After the round, we had martinis in the clubhouse and ordered steaks.  My brother had to catch what he believed was the last ferry from Tsawassen to Schwartz Bay at 9:00 PM.  We knew we had to leave by 8:30 at the latest to get him there in time.  We told the server that we were in a rush, and she told us it would be no problem to get us our meals quickly enough.

8:30 came and our meals still hadn’t arrived.  We had to tell her to cancel our order.  She was not impressed at all.  It was a bad situation because our meals were just about ready by this point.  I was really hungry, but we set off to get my brother to the Ferry.  On the way there I was thinking of steak and rushing a little bit, which turned out to be a big mistake.  I came up on the boys in blue a bit fast, and got handed a $138 speeding ticket.  It didn’t matter that it was my birthday or that I was barely speeding.  Apparently I was going 125 km/h in a 100 zone, but I think the cop just guessed because he knew I was approaching him from behind.

It was now about 8:50 and my brother’s chances of making his ferry were about as good as chipping in for a birdie.  I pretty much sealed the deal when I missed the turn-off from Hwy 99 to the Tsawassen ferries.  At this point my brother phoned BC ferries and discovered that there was actually an extra sailing at 10:00 PM.  The juicy steak I had left behind swirled around in my mind, as did the now completely uneccessary speaking ticket.  I think I may have laughed shrilly.  Or swore.  I can’t remember.  We turned around and took my brother to the ferry.

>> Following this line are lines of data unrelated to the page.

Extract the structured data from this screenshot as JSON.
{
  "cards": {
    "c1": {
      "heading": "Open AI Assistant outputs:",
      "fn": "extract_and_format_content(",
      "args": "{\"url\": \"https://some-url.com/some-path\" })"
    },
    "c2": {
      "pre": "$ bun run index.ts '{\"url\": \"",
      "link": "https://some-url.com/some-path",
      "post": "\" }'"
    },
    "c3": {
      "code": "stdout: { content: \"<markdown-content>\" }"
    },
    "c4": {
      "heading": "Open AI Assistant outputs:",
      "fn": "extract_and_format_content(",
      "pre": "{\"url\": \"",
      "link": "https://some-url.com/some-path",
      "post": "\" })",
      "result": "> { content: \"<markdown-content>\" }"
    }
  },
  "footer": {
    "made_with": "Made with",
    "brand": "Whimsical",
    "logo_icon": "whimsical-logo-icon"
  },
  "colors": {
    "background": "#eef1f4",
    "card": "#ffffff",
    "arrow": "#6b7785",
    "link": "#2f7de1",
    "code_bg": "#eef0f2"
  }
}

It was almost 10:00 PM when Joel and I finally arrived at Swiss Chalet so that I could order my birthday comfort meal: half chicken and rib combo.  The Chalet closes at 10:00 on Sunday nights, so we were lucky to even be seated.  After we had ordered, the waitress came back with the bad news that there was only enough white meat for one of us.  I think I laughed shrilly.  How could Swiss Chalet run out of chicken?  I took one for the team.  I was already halfway through what I had dubbed a $150 pitcher of beer.  Does a lack of white meat really make that much difference at this point?

When our meals came, Joel’s fries were old.  He politely asked if it was possible to get some fresh fries.  Robyn checked for him, but again she returned with bad news: the frier was shut off for the evening.  Joel told her not to worry about it.

When Robyn came to give us our bill, she informed us that she had “taken care” of our meals for us.  She wished me a happy birthday.  What a nice gesture.  At least the day ended on a happy note – all we had to pay for was the beer, which Joel picked up.  No birthday can be that bad when you are with friends.

I am starting to feel old though.  28 years old with no end of school in sight.  I’ll be 37 years old by the time I’m a doctor.  Ironically someone recently guessed my age as 37.  Do I really look that old?  I think it’s time for a major change.  I have an idea of what this change should be.  I’ve been thinking about it for some time now.  This change will be the subject of my next entry.